For the first time in living memory, American political observers are captivated by the outcome of the Republican primary in Washington DC this weekend.
In this city – stronghold of the Democratic Party – few people usually notice the results of Republican primary elections. But with 19 convention delegates up for grabs, this could be the last chance for Nikki Haley and moderate Republicans to claim at least one victory in their efforts to derail the former president Donald Trump.
That it has come to this illustrates the deep despair of moderate “Never Trump” Republicans over the state of their party’s presidential race. Trump celebrated three more victories on Saturday: slam dunks in Michigan (68.1 percent of the vote), Idaho (84.9 percent) and Missouri (100 percent of the 924 caucus votes cast).
The question is no longer whether Trump will be the Republican standard-bearer in November, but when he can claim to have crossed the threshold and become the party’s presumptive nominee.
Mathematically, that’s unlikely to happen this week, although “Super Tuesday” — when the race goes national, with primaries and caucuses held in 15 states and the U.S. territory of American Samoa — will bring it much closer. of its objective. In no state can Haley expect her Tuesday to be particularly “great,” with Trump comfortably in the lead across the board.
It could be next week, on Tuesday, March 12, when Hawaii, Mississippi, Georgia and Washington state vote in the Republican primaries, that Trump crosses the finish line, having received more than half of the 2 429 delegates to this summer’s nomination convention.
Whenever it happens, it will be soon. And at that point, a more than seven-month election battle between Trump and President Joe Biden will begin.
Biden spent the weekend at the Camp David presidential retreat, working on two intractable problems: how to solve the crisis in the Middle East, and how to revive his flagging political fortunes. The latter could prove even more complicated than the first, after a Siena College Survey ordered for The New York Times revealed the depth of the president’s problems.

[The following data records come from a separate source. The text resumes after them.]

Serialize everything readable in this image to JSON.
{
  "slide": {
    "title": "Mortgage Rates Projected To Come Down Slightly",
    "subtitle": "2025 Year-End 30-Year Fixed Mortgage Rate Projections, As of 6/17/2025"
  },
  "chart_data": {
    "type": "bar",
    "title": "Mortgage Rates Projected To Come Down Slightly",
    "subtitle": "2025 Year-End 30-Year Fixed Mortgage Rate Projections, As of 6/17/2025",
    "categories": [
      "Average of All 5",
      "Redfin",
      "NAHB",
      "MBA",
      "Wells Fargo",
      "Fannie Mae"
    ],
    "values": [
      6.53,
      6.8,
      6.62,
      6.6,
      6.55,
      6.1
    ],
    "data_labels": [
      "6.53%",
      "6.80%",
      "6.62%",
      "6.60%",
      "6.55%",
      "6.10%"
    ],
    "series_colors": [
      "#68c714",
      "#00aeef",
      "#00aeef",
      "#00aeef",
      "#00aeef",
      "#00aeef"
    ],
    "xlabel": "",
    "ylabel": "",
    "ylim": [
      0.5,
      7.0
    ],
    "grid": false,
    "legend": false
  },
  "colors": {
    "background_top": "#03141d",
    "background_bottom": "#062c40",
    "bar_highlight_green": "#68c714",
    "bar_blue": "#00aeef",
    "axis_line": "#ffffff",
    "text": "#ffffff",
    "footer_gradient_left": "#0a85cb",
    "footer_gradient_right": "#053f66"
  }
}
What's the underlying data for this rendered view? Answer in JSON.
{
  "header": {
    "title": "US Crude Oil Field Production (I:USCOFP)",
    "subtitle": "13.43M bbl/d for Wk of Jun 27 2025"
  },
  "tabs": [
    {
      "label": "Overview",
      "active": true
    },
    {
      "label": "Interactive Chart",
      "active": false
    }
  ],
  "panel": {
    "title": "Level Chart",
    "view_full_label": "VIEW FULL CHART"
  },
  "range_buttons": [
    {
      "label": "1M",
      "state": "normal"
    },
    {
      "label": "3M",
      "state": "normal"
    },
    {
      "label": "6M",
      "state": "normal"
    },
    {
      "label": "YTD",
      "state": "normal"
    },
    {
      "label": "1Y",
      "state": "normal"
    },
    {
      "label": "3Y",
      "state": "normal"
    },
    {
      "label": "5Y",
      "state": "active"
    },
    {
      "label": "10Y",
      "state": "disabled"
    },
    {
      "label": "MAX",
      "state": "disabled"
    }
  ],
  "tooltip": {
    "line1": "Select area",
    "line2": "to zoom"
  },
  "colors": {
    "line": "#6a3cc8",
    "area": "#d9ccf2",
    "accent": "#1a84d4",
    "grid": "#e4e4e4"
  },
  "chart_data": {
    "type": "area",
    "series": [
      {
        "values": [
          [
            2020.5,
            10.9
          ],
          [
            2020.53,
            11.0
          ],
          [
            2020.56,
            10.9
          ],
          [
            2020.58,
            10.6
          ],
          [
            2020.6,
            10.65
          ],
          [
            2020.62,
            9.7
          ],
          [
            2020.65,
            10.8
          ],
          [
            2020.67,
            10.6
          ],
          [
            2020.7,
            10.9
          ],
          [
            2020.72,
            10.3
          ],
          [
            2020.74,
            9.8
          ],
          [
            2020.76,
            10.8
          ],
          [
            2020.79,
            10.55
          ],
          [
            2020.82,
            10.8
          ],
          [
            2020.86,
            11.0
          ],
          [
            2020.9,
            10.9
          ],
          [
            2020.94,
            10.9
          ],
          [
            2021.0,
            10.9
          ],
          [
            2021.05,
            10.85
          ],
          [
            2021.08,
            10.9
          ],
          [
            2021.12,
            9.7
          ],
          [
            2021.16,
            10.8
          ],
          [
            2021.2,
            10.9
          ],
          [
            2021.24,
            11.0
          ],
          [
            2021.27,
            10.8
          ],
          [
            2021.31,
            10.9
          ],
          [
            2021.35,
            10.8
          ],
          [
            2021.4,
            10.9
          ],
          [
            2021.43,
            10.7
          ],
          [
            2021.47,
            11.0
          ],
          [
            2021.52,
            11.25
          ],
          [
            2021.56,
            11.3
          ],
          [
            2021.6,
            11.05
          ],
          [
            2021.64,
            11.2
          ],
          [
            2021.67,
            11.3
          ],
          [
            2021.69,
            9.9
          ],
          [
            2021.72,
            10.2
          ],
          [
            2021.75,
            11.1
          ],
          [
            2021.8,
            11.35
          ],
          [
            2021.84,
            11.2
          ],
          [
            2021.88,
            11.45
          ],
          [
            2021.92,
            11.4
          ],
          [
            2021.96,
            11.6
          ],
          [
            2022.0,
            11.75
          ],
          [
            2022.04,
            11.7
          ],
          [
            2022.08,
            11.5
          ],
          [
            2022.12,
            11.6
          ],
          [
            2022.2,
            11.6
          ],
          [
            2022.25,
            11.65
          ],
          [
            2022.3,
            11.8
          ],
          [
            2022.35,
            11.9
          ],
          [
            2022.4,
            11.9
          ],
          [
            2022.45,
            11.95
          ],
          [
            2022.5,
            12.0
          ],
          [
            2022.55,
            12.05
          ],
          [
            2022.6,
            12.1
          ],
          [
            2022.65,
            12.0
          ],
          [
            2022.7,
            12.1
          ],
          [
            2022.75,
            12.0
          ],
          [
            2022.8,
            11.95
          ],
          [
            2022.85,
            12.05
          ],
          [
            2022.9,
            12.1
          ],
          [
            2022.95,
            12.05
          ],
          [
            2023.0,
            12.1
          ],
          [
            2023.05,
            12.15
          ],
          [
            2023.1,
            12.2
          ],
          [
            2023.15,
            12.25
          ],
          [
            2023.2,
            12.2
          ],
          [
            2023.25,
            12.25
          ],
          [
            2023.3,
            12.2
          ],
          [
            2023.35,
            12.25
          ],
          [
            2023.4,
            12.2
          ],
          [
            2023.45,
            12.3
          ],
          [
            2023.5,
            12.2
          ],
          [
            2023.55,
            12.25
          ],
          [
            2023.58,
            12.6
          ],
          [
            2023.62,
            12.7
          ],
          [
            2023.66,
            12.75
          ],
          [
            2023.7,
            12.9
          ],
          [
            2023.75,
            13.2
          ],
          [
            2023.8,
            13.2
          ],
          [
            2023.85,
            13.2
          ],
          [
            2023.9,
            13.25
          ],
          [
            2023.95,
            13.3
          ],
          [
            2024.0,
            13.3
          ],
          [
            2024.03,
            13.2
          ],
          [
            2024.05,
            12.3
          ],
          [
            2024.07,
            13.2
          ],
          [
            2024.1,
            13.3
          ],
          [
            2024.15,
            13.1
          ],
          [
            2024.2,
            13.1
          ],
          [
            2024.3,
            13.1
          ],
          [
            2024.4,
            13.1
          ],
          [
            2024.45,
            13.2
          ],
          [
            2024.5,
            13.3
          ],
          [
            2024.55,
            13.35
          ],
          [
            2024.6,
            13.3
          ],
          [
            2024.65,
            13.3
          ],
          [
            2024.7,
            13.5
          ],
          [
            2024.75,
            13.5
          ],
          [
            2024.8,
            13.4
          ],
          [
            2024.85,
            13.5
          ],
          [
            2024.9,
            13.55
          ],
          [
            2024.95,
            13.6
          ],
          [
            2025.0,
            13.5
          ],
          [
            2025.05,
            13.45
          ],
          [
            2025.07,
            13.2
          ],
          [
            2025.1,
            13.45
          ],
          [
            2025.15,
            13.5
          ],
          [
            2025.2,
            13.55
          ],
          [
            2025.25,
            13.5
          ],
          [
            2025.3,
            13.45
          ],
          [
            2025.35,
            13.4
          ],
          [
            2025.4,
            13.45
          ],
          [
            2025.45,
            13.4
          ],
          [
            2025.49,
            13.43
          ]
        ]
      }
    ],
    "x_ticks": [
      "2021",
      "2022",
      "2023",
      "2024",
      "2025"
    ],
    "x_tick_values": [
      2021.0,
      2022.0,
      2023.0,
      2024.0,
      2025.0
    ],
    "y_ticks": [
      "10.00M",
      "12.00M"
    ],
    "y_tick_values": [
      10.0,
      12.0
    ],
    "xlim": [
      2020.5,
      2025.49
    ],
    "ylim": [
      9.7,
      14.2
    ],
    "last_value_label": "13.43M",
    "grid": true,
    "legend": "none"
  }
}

The survey shows that Trump now leads Biden 48 to 43 percent nationally, with 10 percent of voters undecided or refusing to share their choice with pollsters. Less than a quarter of voters said they thought the country was “going in the right direction,” with 61% of those who voted for Biden in 2020 saying he was “going in the right direction.” “too old” to serve effectively. He has a record disapproval rating of 47 percent, and none of the president’s efforts to turn things around have had an impact.
Biden’s next big opportunity comes Thursday night, when he delivers his State of the Union address to a joint session of Congress — and, more importantly, to a national audience on every major broadcast network and streaming. He has no room for error, or any sort of stumble – physical or figurative – during the prime-time event.
No single speech can entirely solve the president’s problems, but pressure on Biden is growing as polls show 10% of Biden’s 2020 voters now say they plan to support Trump. Congressman Adam Smith, a Washington Democrat, called the “panic level” at the White House “high.” Policy: “Personally, I’m less panicked than most…but I also wish Biden and his team were stronger campaigners. »
Democrats may find some comfort in the determination of “Never Trump” voters to maintain their position. In New Hampshire, 35 percent of Republican primary voters said they would not support the former president under any circumstances in November. Nationally, polls suggest that at least a fifth of Republicans may be out of Trump’s reach, but that number could shift one way or the other, depending on the tone of the long campaign ahead.
A Bloomberg poll taken last week in key battleground states where elections will be won or lost found that “Biden is too old, but Trump is too dangerous“. The survey finds that Trump is ahead in seven key states, but is a new indicator that the number of “double hatred» (the voters who disapprove of the two men) remains consistent.
In an election in which millions of Americans would prefer neither candidate run, the outcome could depend on which of the two candidates is less hated than the other.